Berbeda dengan rumah-rumah sakit yang ada di Belanda saat itu, rumah sakit mental Bogor tidak berafiliasi dengan militer, juga tidak membedakan latar belakang para pasiennya. Terapi yang dilakukan kepada para pasiennya adalah sama, dan tidak dibeda-bedakan.

Rumah Sakit Jiwa Bogor di zaman Jepang


Ketika Hindia Belanda diduduki oleh Jepang pada 1942, mereka menguasai beberapa rumah sakit dan bangunan vital, termasuk di antaranya adalah Rumah Sakit Mental yang ada di Grogol, Batavia. Di sini, para pekerja dengan terpaksa harus mengabdi para militer Jepang.

Karena mengkhawatirkan kondisi dan keselamatan para pasiennya, dokter dibantu para pekerja di rumah sakit grogol ini kemudian memindahkan para pasien ke Rumah Sakit Mental yang ada di Bogor. Peristiwa ini disaksikan oleh seorang dokter asal Sumatra, Yunus yang kemudian dituasi mengurus para pasien sampai ke Bogor.

Namun setibanya di Bogor, mereka tidak bisa langsung menarik nafas lega, karena tentara Jepang telah bergerak hingga Bogor. Para dokter dan perawat sangat khawatir kalau Jepang masuk ke Bogor lalu menguasai rumah sakit ini, lalu menjadikan para pasien sebagai tenaga kerja paksa.
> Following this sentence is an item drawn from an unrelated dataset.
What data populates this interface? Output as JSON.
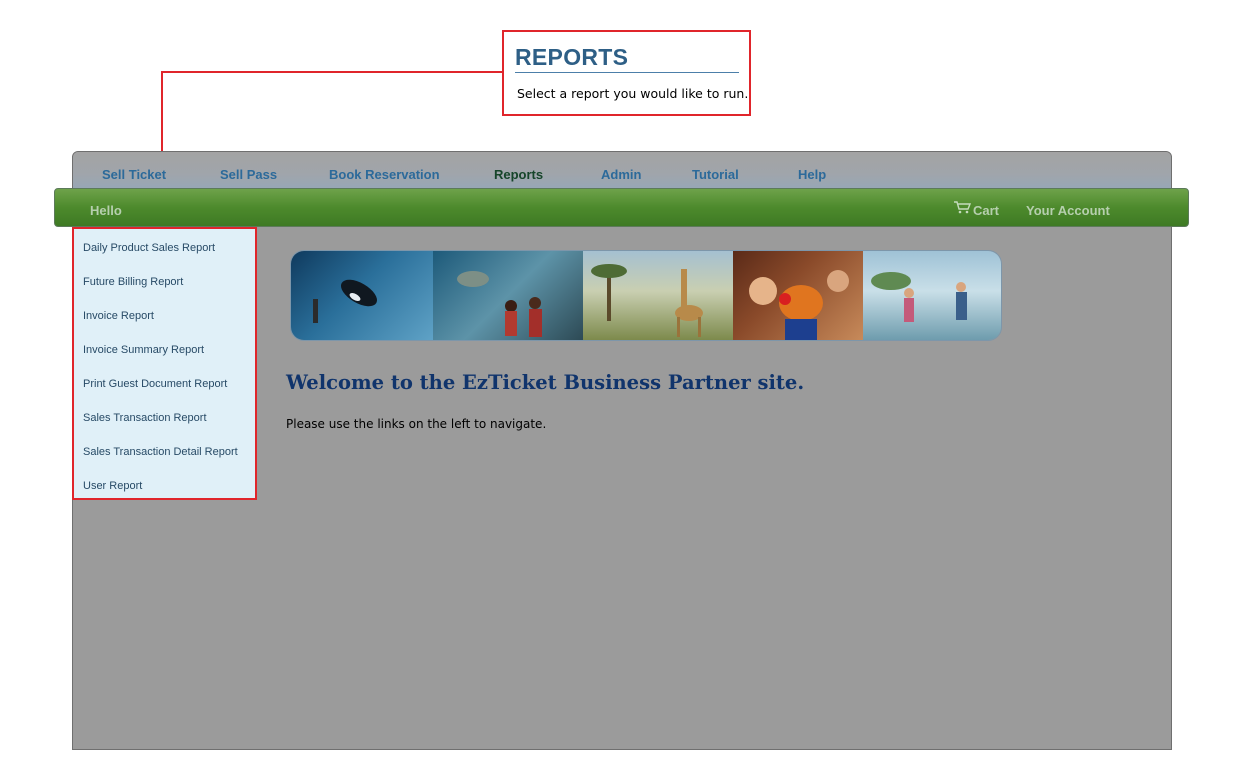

Hanya dalam hitungan hari, tentara Jepang telah berdatangan ke rumah sakit ini, dan segera menduduki dan menjadikannya sebagai tempat penampungan tentara, padahal saat itu di rumah sakit ini terdapat sekitar 2000 pasien. Jumlah ini tentu jauh melampau kapasitasnya, belum lagi ditambah tentara Jepang yang menginap dan menggunakan ruangan pasien sebagai barak.

Di luar perkiraan para dokter dan perawat, Jepang tidak memanfaatkan pasien tetapi justru mengabaikan dan menelantarkan mereka karena tidak dibutuhkan. Perlakuan tidak layak itu menjadikan banyak pasien terlantar yang sakit atau bahkan mati karena kelaparan.


Setelah kekalahan Jepang, dari ribuan pasien yang ada di Rumah Sakit Mental Bogor, hanya tersisa 500 pasien saja yang masih hidup dan bisa menikmati saat - saat kemerdekaan. Adapun beberapa bagian dari rumah sakit ini mengalami kerusakan yang cukup parah, sementara dana pemeliharaan yang didapatkan sangatlah kecil.

Pemerintah Republik saat itu lebih memfokuskan pada Revolusi Fisik dari pada pembangunan, baru setelah memasuki era 1950-an, pemerintah mulai memperbaiki beberapa bangunan yang sudah rusak termasuk di antaranya adalah Rumah Sakit Mental Bogor yang berubah nama menjadi Rumah Sakit Jiwa Bogor. Lalu sejak tahun 2002, Rumah Sakit Jiwa Bogor berubah nama menjadi Rumah Sakit Dokter Marzoeki Mahdi.